El tiempo que viví en Galicia me torné una experta en esas tartas
tradicionales. Todos los años me las encargaban Cierro los ojos y aún puedo sentir el olor de las almendras y la
canela.
Cuando cumplí dieciséis años volvimos
para Argentina. Papá venía a visitarnos todos los
domingos. Después que me casé me visitaba tres veces por semana e
infaltablemente todas las navidades.
El secreto de mi abuela no fue la intención de
vender su cabello, sino la aflicción que le provocó esconder la nostalgia y el amor que sentía por su papá ausente.

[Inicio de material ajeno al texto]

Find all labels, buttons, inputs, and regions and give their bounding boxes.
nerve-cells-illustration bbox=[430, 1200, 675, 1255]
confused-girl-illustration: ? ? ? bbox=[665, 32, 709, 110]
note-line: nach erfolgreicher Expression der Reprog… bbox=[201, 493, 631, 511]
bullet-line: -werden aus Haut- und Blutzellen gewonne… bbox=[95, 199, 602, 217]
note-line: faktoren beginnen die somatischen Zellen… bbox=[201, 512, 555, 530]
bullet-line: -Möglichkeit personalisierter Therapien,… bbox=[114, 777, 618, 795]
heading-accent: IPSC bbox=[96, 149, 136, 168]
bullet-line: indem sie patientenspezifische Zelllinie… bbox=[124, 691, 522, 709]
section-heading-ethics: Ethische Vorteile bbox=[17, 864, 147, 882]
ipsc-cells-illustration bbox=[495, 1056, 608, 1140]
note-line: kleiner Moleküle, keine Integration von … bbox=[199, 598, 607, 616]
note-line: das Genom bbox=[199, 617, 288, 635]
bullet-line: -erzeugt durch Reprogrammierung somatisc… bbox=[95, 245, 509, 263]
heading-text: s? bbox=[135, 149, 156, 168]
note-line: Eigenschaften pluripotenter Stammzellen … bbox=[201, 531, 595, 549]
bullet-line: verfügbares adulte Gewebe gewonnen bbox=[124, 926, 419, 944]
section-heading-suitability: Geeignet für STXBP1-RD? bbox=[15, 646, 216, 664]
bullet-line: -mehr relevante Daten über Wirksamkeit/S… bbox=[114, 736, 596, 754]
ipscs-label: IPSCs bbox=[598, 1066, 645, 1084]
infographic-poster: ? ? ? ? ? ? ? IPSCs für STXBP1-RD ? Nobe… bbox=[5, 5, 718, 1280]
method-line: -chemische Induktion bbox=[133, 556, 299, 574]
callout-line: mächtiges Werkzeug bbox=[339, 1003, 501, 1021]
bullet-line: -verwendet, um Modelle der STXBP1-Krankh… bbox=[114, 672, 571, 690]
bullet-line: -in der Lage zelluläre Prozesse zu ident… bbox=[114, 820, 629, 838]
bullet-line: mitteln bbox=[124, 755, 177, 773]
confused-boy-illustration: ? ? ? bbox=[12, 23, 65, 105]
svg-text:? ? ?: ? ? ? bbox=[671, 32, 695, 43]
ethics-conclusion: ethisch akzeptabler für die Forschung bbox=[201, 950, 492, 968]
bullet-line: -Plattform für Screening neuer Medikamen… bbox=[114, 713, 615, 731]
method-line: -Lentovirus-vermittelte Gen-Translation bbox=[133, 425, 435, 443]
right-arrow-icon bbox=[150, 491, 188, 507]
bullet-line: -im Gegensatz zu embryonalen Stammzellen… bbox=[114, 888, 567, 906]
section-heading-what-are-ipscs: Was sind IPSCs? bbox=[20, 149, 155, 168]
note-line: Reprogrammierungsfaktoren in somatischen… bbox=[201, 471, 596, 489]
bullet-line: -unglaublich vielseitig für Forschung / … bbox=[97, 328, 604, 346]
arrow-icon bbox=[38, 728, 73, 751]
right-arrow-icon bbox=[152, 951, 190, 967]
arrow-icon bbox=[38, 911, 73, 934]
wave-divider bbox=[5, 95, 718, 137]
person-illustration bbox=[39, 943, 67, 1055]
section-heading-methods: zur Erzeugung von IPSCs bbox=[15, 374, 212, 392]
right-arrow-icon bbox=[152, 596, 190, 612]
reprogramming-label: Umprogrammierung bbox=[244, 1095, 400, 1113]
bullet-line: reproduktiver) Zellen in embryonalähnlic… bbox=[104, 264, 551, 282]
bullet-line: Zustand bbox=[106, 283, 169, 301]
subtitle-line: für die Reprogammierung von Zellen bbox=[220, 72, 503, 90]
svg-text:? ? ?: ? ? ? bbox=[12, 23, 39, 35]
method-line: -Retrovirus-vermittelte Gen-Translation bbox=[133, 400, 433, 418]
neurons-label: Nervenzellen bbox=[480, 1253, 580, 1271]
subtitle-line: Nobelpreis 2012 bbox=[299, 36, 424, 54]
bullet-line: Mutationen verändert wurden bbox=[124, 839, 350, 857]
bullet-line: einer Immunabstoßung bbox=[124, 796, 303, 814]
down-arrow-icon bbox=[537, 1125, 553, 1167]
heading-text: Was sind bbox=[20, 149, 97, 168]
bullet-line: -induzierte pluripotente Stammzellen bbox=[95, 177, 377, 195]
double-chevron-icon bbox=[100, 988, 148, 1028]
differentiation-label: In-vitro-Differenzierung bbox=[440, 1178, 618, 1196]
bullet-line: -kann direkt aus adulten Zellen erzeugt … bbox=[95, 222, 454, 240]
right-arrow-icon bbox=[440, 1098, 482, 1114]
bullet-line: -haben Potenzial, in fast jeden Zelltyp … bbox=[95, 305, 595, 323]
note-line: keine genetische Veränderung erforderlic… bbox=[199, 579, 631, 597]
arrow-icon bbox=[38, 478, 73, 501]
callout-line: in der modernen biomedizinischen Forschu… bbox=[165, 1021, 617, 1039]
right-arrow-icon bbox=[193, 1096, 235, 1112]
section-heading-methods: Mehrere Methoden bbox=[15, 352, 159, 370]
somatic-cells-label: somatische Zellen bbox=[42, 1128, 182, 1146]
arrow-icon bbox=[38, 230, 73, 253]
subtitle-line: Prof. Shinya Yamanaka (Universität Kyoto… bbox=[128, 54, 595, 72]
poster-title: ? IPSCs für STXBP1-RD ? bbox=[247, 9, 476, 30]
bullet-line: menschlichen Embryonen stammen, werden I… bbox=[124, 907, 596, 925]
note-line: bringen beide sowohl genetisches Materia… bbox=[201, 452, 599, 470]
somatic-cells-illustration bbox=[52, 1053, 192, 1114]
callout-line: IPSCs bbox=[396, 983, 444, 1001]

Cargó consigo el peso de la separación de sus progenitores que se valieron de la distancia como excusa y sin
proponérselo, convirtieron a su hija en
cómplice de la situación.
Mientras narraba la historia, vi como las mejillas se le sonrosaron y la voz se le tornó aflautada. Volvió a ser una nena e imaginé a la jovencita
y a la mujer enamorada.
Esa navidad fue diferente para las dos.
Una sonrisa compinche esbozaba un “yo sé que tú sabes”. Nos unimos en un abrazo
infinito más allá de los lazos de sangre. Fui para ella un bálsamo como ella lo
fue en mi infancia. Brazos tiernos que me cobijaron en las pesadillas.
Regresé
al año siguiente para la misma fecha. Mi abuela ya no estaba entre
nosotros. En la víspera de noche buena, soñé con ella. La vi sentada a los pies
de mi cama mirándome complaciente. Desperté sobresaltada. Me encontraba sola en la penumbra del cuarto y un intenso
aroma a almendras y canela flotaba en el ambiente.